Learn From Laval and Montreal -- Limit Mayoral Terms

Justine Frangouli-Argyris
Huffington Post

Montreal Mayor Michael Applebaum is taken away by police after being arrested at his home in Montreal on Monday.


It is summertime in Montreal and that implies decrepit, broken roads and endless congestion as a result of omnipresent construction crews in the midst of repairing potholes left over by the spring thaw. It is also the time of the world famous Montreal International Jazz Festival but instead of the city revelling in music and laughter, it is being bombarded by the deafening sound of jackhammers on asphalt repair.

The astonishing fact, however, is that to build these wretched streets that are the root cause of innumerable major car repairs, taxpayers, on average, have been charged some 30 to 50 per cent more than those of neighbouring provinces and states with similar climactic conditions such as Ontario and New York.

For, as has been revealed at the hearings of the ongoing Charbonneau Commission investigating Montreal's construction industry, the awarding of city contracts has, for years, been dominated by a select, corrupt oligarchy involving kickbacks to political parties and payments to corrupt city officials. The inquiry, whose mandate was recently extended, has already brought about the resignation of Montreal Mayor Gerald Tremblay, the arrest of many of his closest collaborators and his interim replacement, Michael Applebaum, as well as the indictment of the mayor of the adjoining city of Laval, Gilles Vaillancourt.

Having entered municipal politics after a distinguished career at the provincial level where he served as Minister of Industry, Gerald Tremblay was forced to resign this past November after 11 long years at the helm of the city of Montreal and after allegations of corruption surfaced at the Charbonneau Commission.

Tremblay's resignation landed Michael Applebaum, the chairman of Tremblay's Executive Committee, in the mayor's chair.
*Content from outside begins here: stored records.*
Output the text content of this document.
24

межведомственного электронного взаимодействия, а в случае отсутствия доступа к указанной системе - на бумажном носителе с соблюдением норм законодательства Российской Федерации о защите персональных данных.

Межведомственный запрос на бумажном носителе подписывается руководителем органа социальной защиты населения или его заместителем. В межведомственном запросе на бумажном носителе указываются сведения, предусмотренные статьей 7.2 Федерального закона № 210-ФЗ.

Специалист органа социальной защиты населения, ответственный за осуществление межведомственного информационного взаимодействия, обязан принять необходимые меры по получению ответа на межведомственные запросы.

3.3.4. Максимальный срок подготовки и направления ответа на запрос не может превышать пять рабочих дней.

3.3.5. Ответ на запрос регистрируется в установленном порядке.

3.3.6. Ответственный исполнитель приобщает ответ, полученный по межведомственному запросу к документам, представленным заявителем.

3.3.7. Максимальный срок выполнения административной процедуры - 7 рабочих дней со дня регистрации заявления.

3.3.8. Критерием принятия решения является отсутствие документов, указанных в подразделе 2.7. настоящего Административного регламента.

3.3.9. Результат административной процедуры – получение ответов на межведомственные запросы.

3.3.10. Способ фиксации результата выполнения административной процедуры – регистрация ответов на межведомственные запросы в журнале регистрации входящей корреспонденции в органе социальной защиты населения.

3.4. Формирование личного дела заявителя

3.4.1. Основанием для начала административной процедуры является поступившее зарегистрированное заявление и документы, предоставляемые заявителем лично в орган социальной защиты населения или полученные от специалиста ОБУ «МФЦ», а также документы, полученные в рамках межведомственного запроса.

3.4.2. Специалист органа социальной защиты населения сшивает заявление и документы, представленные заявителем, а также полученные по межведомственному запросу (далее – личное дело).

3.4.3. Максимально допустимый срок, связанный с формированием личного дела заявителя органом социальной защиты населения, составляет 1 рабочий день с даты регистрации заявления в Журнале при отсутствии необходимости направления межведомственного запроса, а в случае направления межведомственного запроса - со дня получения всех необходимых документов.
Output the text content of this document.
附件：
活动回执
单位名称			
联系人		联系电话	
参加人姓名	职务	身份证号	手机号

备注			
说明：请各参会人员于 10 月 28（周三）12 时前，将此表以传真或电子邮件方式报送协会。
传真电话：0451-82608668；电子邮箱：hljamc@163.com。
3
Promising to bring transparency and honesty to City Hall, Applebaum created a stir for becoming the Montreal's first Anglophone mayor in a century. However, last week, he, too, was forced to resign, indicted on 14 counts, including fraud, conspiracy and breach of trust.

The Applebaum saga was preceeded by the spectacular arrest of Laval Mayor Gilles Vaillancourt along with 37 co-conspirators on multiple charges of corruption and gangsterism. Vaillancourt ran Laval for an unprecedented 23 years, often without any opposition, before being forced to resign in disgrace last November.

So, as I drive through the city, desperately trying to avoid the deadly obstacles, I keep thinking about the very notion of corruption and how this beautiful city has become a beacon of mismanagement all around the world.

In looking for possible solutions, I believe the time has come for the National Assembly of Quebec to legislate a limit on a mayor's tenure in the province's cities. As in many other jurisdictions, two terms are more than sufficient for a leader to illustrate and realize the projects he or she wishes to enact whereas clinging to power for extended periods of time leads to cronyism and conspiracy as has been well demonstrated by the Montreal and Laval experience!